Le terme de structure a occupé une place prépondérante en ethnologie et en anthropologie
grâce aux théoriciens de l’anthropologie britannique. C’est ainsi que Radcliffe-Brown et ses
disciples furent considérés comme des structuro-fonctionnalistes. D’aucuns même parlent
« d’école structurale », parmi lesquels Fortes. Les travaux d’Evans-Pritchard chez les Nuer
montrent que la « vraie nature » d’un groupe réside dans ses rapports avec d’autres groupes. Dans
cette perspective, on parle de structure sociale chaque fois qu’il y a un rapport entre des groupes
et que ce rapport soit cohérent et stable.
Avec Claude Lévi-Strauss, nous assistons à l’introduction, en anthropologie, d’une autre
façon de concevoir la structure.

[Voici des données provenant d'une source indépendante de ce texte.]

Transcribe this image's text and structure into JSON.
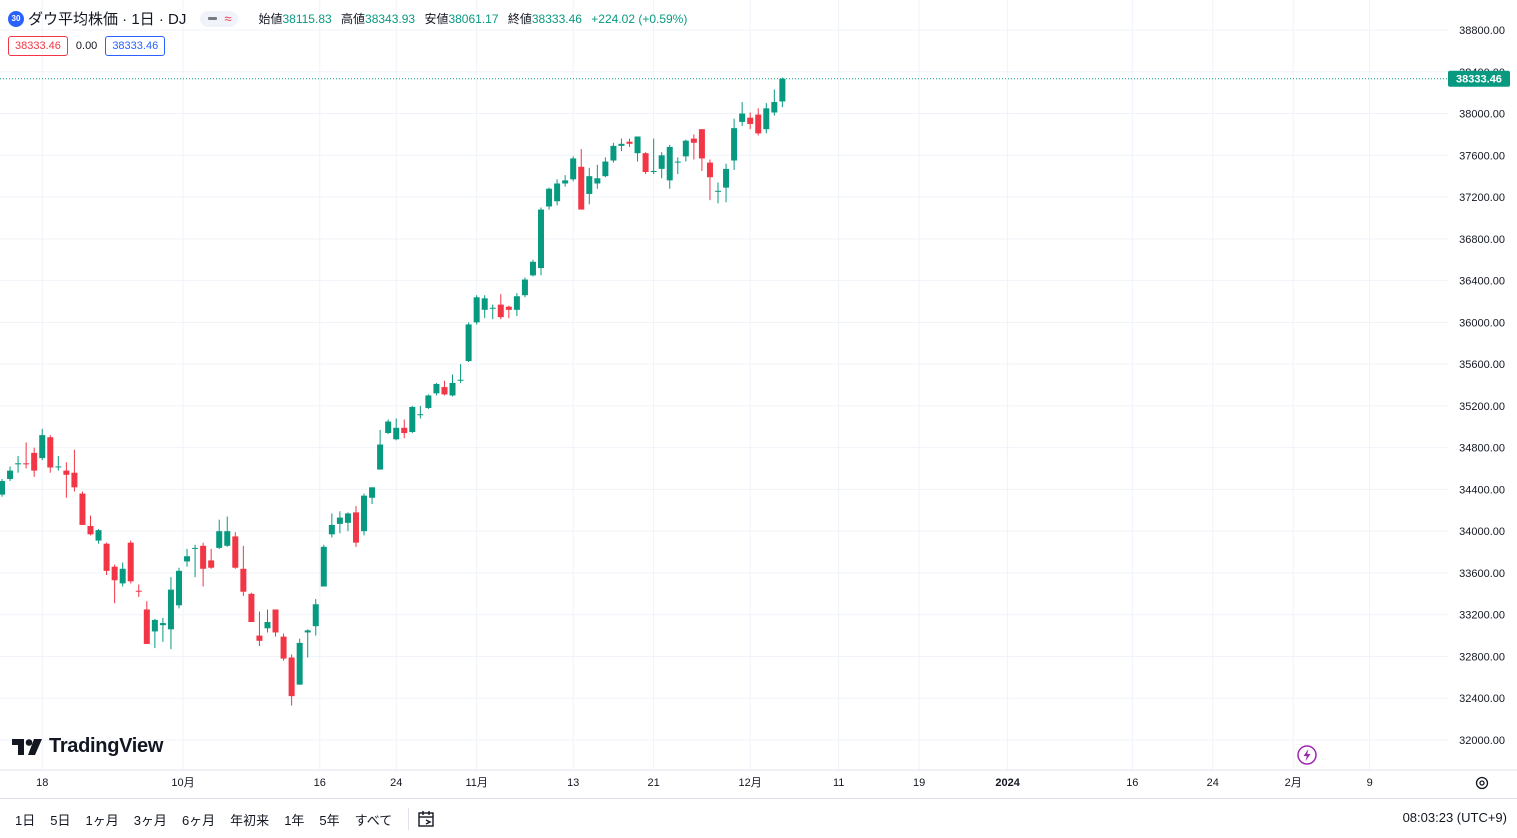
{
  "header": {
    "symbol_badge": "30",
    "title": "ダウ平均株価 · 1日 · DJ",
    "ohlc": {
      "open_label": "始値",
      "open": "38115.83",
      "high_label": "高値",
      "high": "38343.93",
      "low_label": "安値",
      "low": "38061.17",
      "close_label": "終値",
      "close": "38333.46",
      "change": "+224.02 (+0.59%)"
    }
  },
  "values_row": {
    "left": "38333.46",
    "middle": "0.00",
    "right": "38333.46"
  },
  "price_axis": {
    "ticks": [
      "38800.00",
      "38400.00",
      "38000.00",
      "37600.00",
      "37200.00",
      "36800.00",
      "36400.00",
      "36000.00",
      "35600.00",
      "35200.00",
      "34800.00",
      "34400.00",
      "34000.00",
      "33600.00",
      "33200.00",
      "32800.00",
      "32400.00",
      "32000.00"
    ],
    "last_price_label": "38333.46"
  },
  "time_axis": {
    "labels": [
      "18",
      "10月",
      "16",
      "24",
      "11月",
      "13",
      "21",
      "12月",
      "11",
      "19",
      "2024",
      "16",
      "24",
      "2月",
      "9"
    ]
  },
  "logo_text": "TradingView",
  "range_buttons": [
    "1日",
    "5日",
    "1ヶ月",
    "3ヶ月",
    "6ヶ月",
    "年初来",
    "1年",
    "5年",
    "すべて"
  ],
  "clock": "08:03:23 (UTC+9)",
  "colors": {
    "up": "#089981",
    "down": "#f23645",
    "grid": "#f0f3fa",
    "accent": "#2962ff",
    "bolt": "#9c27b0"
  },
  "icons": [
    "compare-icon",
    "goto-date-icon",
    "lightning-icon",
    "settings-icon"
  ],
  "chart_data": {
    "type": "candlestick",
    "title": "ダウ平均株価 · 1日 · DJ",
    "xlabel": "",
    "ylabel": "",
    "ylim": [
      31800,
      38950
    ],
    "grid": true,
    "candles": [
      {
        "o": 34350,
        "h": 34500,
        "l": 34330,
        "c": 34480
      },
      {
        "o": 34500,
        "h": 34620,
        "l": 34480,
        "c": 34580
      },
      {
        "o": 34640,
        "h": 34720,
        "l": 34560,
        "c": 34650
      },
      {
        "o": 34650,
        "h": 34850,
        "l": 34600,
        "c": 34640
      },
      {
        "o": 34750,
        "h": 34800,
        "l": 34520,
        "c": 34580
      },
      {
        "o": 34700,
        "h": 34980,
        "l": 34680,
        "c": 34920
      },
      {
        "o": 34900,
        "h": 34920,
        "l": 34560,
        "c": 34610
      },
      {
        "o": 34620,
        "h": 34720,
        "l": 34580,
        "c": 34620
      },
      {
        "o": 34580,
        "h": 34660,
        "l": 34320,
        "c": 34540
      },
      {
        "o": 34560,
        "h": 34780,
        "l": 34380,
        "c": 34420
      },
      {
        "o": 34360,
        "h": 34380,
        "l": 34060,
        "c": 34060
      },
      {
        "o": 34050,
        "h": 34150,
        "l": 33960,
        "c": 33970
      },
      {
        "o": 33910,
        "h": 34020,
        "l": 33880,
        "c": 34010
      },
      {
        "o": 33880,
        "h": 33890,
        "l": 33580,
        "c": 33620
      },
      {
        "o": 33660,
        "h": 33680,
        "l": 33310,
        "c": 33530
      },
      {
        "o": 33500,
        "h": 33700,
        "l": 33470,
        "c": 33640
      },
      {
        "o": 33890,
        "h": 33910,
        "l": 33500,
        "c": 33520
      },
      {
        "o": 33430,
        "h": 33490,
        "l": 33370,
        "c": 33420
      },
      {
        "o": 33250,
        "h": 33330,
        "l": 32930,
        "c": 32920
      },
      {
        "o": 33040,
        "h": 33160,
        "l": 32880,
        "c": 33150
      },
      {
        "o": 33100,
        "h": 33170,
        "l": 32940,
        "c": 33120
      },
      {
        "o": 33060,
        "h": 33560,
        "l": 32870,
        "c": 33440
      },
      {
        "o": 33290,
        "h": 33650,
        "l": 33260,
        "c": 33620
      },
      {
        "o": 33710,
        "h": 33830,
        "l": 33660,
        "c": 33760
      },
      {
        "o": 33840,
        "h": 33870,
        "l": 33560,
        "c": 33840
      },
      {
        "o": 33860,
        "h": 33890,
        "l": 33470,
        "c": 33640
      },
      {
        "o": 33720,
        "h": 33830,
        "l": 33640,
        "c": 33650
      },
      {
        "o": 33840,
        "h": 34110,
        "l": 33830,
        "c": 34000
      },
      {
        "o": 33860,
        "h": 34140,
        "l": 33850,
        "c": 34000
      },
      {
        "o": 33950,
        "h": 33990,
        "l": 33640,
        "c": 33650
      },
      {
        "o": 33640,
        "h": 33860,
        "l": 33380,
        "c": 33420
      },
      {
        "o": 33400,
        "h": 33410,
        "l": 33130,
        "c": 33130
      },
      {
        "o": 33000,
        "h": 33230,
        "l": 32900,
        "c": 32950
      },
      {
        "o": 33070,
        "h": 33250,
        "l": 33030,
        "c": 33130
      },
      {
        "o": 33250,
        "h": 33250,
        "l": 32990,
        "c": 33030
      },
      {
        "o": 32990,
        "h": 33020,
        "l": 32760,
        "c": 32780
      },
      {
        "o": 32790,
        "h": 32820,
        "l": 32330,
        "c": 32420
      },
      {
        "o": 32530,
        "h": 32970,
        "l": 32530,
        "c": 32930
      },
      {
        "o": 33030,
        "h": 33060,
        "l": 32790,
        "c": 33050
      },
      {
        "o": 33090,
        "h": 33350,
        "l": 33000,
        "c": 33300
      },
      {
        "o": 33470,
        "h": 33870,
        "l": 33470,
        "c": 33850
      },
      {
        "o": 33970,
        "h": 34170,
        "l": 33940,
        "c": 34060
      },
      {
        "o": 34070,
        "h": 34190,
        "l": 33980,
        "c": 34130
      },
      {
        "o": 34080,
        "h": 34180,
        "l": 34000,
        "c": 34170
      },
      {
        "o": 34180,
        "h": 34240,
        "l": 33850,
        "c": 33890
      },
      {
        "o": 34000,
        "h": 34360,
        "l": 33960,
        "c": 34340
      },
      {
        "o": 34320,
        "h": 34420,
        "l": 34260,
        "c": 34420
      },
      {
        "o": 34590,
        "h": 34970,
        "l": 34590,
        "c": 34830
      },
      {
        "o": 34940,
        "h": 35070,
        "l": 34930,
        "c": 35050
      },
      {
        "o": 34880,
        "h": 35080,
        "l": 34870,
        "c": 34990
      },
      {
        "o": 34990,
        "h": 35070,
        "l": 34890,
        "c": 34940
      },
      {
        "o": 34950,
        "h": 35200,
        "l": 34940,
        "c": 35190
      },
      {
        "o": 35120,
        "h": 35200,
        "l": 35080,
        "c": 35120
      },
      {
        "o": 35180,
        "h": 35310,
        "l": 35170,
        "c": 35300
      },
      {
        "o": 35320,
        "h": 35420,
        "l": 35300,
        "c": 35410
      },
      {
        "o": 35380,
        "h": 35440,
        "l": 35300,
        "c": 35310
      },
      {
        "o": 35300,
        "h": 35500,
        "l": 35290,
        "c": 35420
      },
      {
        "o": 35450,
        "h": 35600,
        "l": 35420,
        "c": 35450
      },
      {
        "o": 35630,
        "h": 36000,
        "l": 35620,
        "c": 35980
      },
      {
        "o": 36000,
        "h": 36260,
        "l": 35980,
        "c": 36240
      },
      {
        "o": 36120,
        "h": 36260,
        "l": 36040,
        "c": 36230
      },
      {
        "o": 36140,
        "h": 36170,
        "l": 36030,
        "c": 36140
      },
      {
        "o": 36170,
        "h": 36270,
        "l": 36030,
        "c": 36050
      },
      {
        "o": 36150,
        "h": 36160,
        "l": 36040,
        "c": 36120
      },
      {
        "o": 36120,
        "h": 36280,
        "l": 36060,
        "c": 36250
      },
      {
        "o": 36260,
        "h": 36430,
        "l": 36240,
        "c": 36410
      },
      {
        "o": 36450,
        "h": 36600,
        "l": 36440,
        "c": 36580
      },
      {
        "o": 36520,
        "h": 37100,
        "l": 36450,
        "c": 37080
      },
      {
        "o": 37110,
        "h": 37290,
        "l": 37080,
        "c": 37280
      },
      {
        "o": 37160,
        "h": 37370,
        "l": 37120,
        "c": 37330
      },
      {
        "o": 37330,
        "h": 37410,
        "l": 37300,
        "c": 37360
      },
      {
        "o": 37370,
        "h": 37590,
        "l": 37350,
        "c": 37570
      },
      {
        "o": 37490,
        "h": 37660,
        "l": 37080,
        "c": 37080
      },
      {
        "o": 37230,
        "h": 37480,
        "l": 37130,
        "c": 37400
      },
      {
        "o": 37330,
        "h": 37510,
        "l": 37280,
        "c": 37380
      },
      {
        "o": 37400,
        "h": 37580,
        "l": 37390,
        "c": 37540
      },
      {
        "o": 37550,
        "h": 37720,
        "l": 37530,
        "c": 37690
      },
      {
        "o": 37690,
        "h": 37760,
        "l": 37640,
        "c": 37710
      },
      {
        "o": 37730,
        "h": 37760,
        "l": 37680,
        "c": 37710
      },
      {
        "o": 37620,
        "h": 37760,
        "l": 37540,
        "c": 37780
      },
      {
        "o": 37620,
        "h": 37630,
        "l": 37420,
        "c": 37440
      },
      {
        "o": 37440,
        "h": 37760,
        "l": 37420,
        "c": 37450
      },
      {
        "o": 37470,
        "h": 37630,
        "l": 37380,
        "c": 37600
      },
      {
        "o": 37360,
        "h": 37700,
        "l": 37280,
        "c": 37680
      },
      {
        "o": 37530,
        "h": 37580,
        "l": 37420,
        "c": 37540
      },
      {
        "o": 37590,
        "h": 37750,
        "l": 37540,
        "c": 37740
      },
      {
        "o": 37760,
        "h": 37800,
        "l": 37560,
        "c": 37720
      },
      {
        "o": 37850,
        "h": 37850,
        "l": 37450,
        "c": 37570
      },
      {
        "o": 37530,
        "h": 37560,
        "l": 37170,
        "c": 37390
      },
      {
        "o": 37260,
        "h": 37340,
        "l": 37140,
        "c": 37260
      },
      {
        "o": 37290,
        "h": 37520,
        "l": 37150,
        "c": 37470
      },
      {
        "o": 37550,
        "h": 37950,
        "l": 37460,
        "c": 37860
      },
      {
        "o": 37920,
        "h": 38110,
        "l": 37880,
        "c": 38000
      },
      {
        "o": 37960,
        "h": 38010,
        "l": 37850,
        "c": 37900
      },
      {
        "o": 37990,
        "h": 38050,
        "l": 37790,
        "c": 37810
      },
      {
        "o": 37850,
        "h": 38100,
        "l": 37810,
        "c": 38050
      },
      {
        "o": 38010,
        "h": 38230,
        "l": 37980,
        "c": 38110
      },
      {
        "o": 38115.83,
        "h": 38343.93,
        "l": 38061.17,
        "c": 38333.46
      }
    ]
  }
}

Avec l’auteur des Structures élémentaires de la parenté (voir p.
22), la rupture avec la définition inductive de la notion de structure devient définitive.
Inspiré par la linguistique, Lévi-Strauss remplace l’analogie biologique, vulgarisée par le
structuro-fonctionnalisme britannique, par le modèle logique du langage afin d’analyser les
phénomènes de parenté, les mythes et, dans un cadre plus large, l’étude de la fonction
symbolique.

4.1. Le structuralisme lévi-straussien

Le structuralisme est considéré comme étant une invention de journalistes et non de


théoriciens ou de chercheurs, à en croire les critiques. Ces derniers semblent avoir raison en ce
que les chercheurs et les théoriciens qui en parlent ne s’en réclament pas. Dans une perspective
structuraliste, la connaissance d’un phénomène passe par la connaissance non pas des éléments
existants mais de la structure des éléments qui relient entre eux. La dernière étape d’un fait
permet de connaître la genèse de ce fait dans la mesure où la question des origines n’est pas une
question scientifique.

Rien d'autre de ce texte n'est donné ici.